There could be types of tools that the state needs to make to make housing more affordable tax treatment, different rules on banks that issue housing loans (via the regulator), or how the state and local authorities release and zone the country.
But while the RBA is keeping an eye on the housing market, in case people start failing to meet mortgages, the unexpected Covid-19 shock means the bank is mostly focused on getting people employed.
And it deserves a policy of low interest rates as the reason why we are in a good place now entering the budget for next week.
It is important to remember that, although housing prices may not rise so fast without a monetary stimulus, unemployment would definitely be significantly higher without a monetary stimulus.
Anyway, let’s get back to regular programming.
The Australian citizen has not yet been told what charges he is facing, Australian officials have just seen him and he has not yet met with his lawyer, although he has spent 30 days behind bars in Baghdad.
Australian officials visited Robert Pether for the first time on Monday, the 26th day of his detention, and now they are asking if he can get a meeting with his lawyer.
Pether’s wife Desree spoke to her husband on Monday, their second call during a four-week ordeal, and said he was “desperate” and had both been betrayed.

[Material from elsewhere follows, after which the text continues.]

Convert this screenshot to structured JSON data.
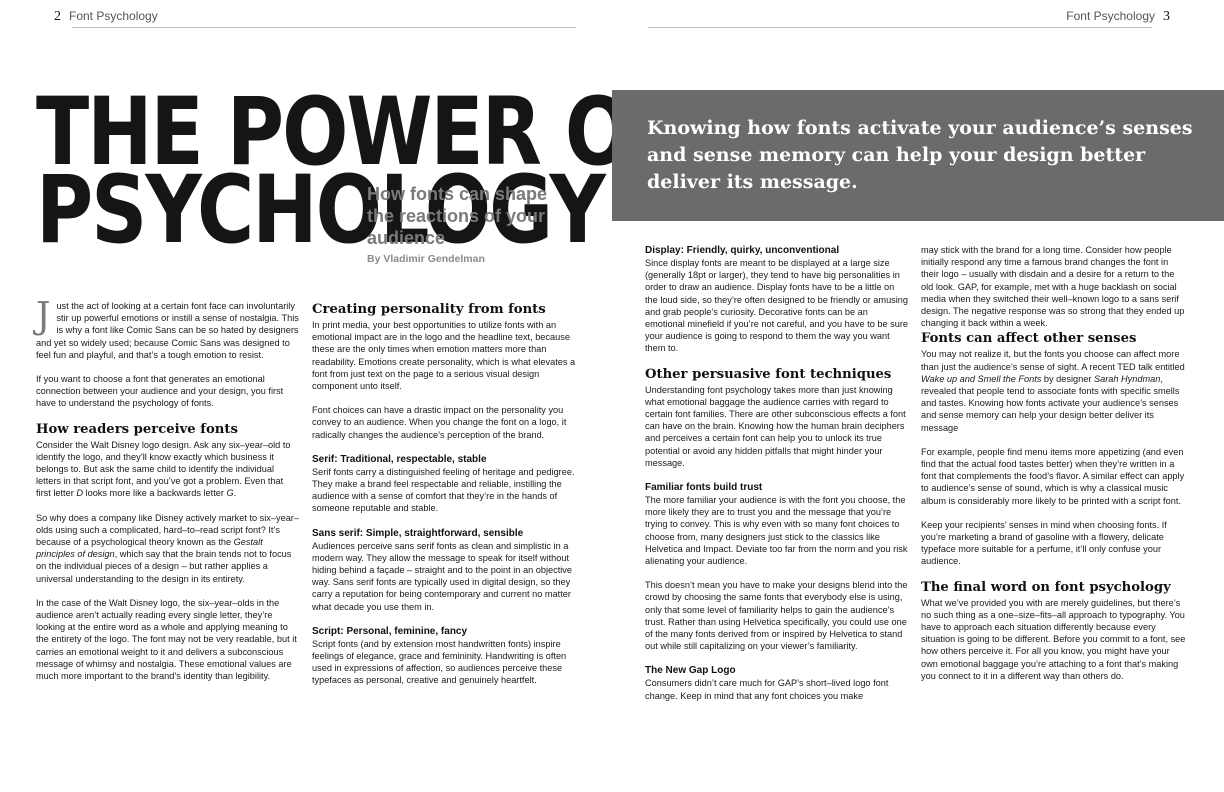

Iraq and Australia.
Desree said she did deeply frustrated by time Australian officials needed to visit her husband and start asking the Iraqi authorities to allow a meeting with his lawyer.
You can read the complete story below:
The ABC accuses Porter’s lawyers of trying to control the reporting
ABC Advisor, Renee Enbom, filed if Porter manages to suppress defense schedules (on a provisional basis, pending a deletion hearing), and then Porter’s response alleging malice against the ABC should also be suppressed.
The effect of Mr. Porter’s position is as follows: the public would not be informed of the manner in which ABC and Milligan presented their defense, [because the schedules would not be public]; but the public would be given 13 pages of allegations of conduct Louise Milligan and ABC, which he says beat one of them. It is an attempt to control how this process is reported.
True Jayne Jagot she disagrees, she says “this does not convince her”, because the interests of open justice are “best served” if she puts “at her disposal everything that is not subject to arguments, it should be deleted”.
It seems that Porter, because he asked for the bits to be deleted, could suppress it for a few weeks; but the response to which Milligan and ABC maliciously published the story will be made public because their lawyers did not sign up to delete them.
Enbom claims it now Geoffrey Rush case of defamation the interlocutory application to extend the suppression of the defense until the application for erasure was not successful.
Porter’s lawyers dispute that, noting that there was a temporary order until the hearing on the deletion.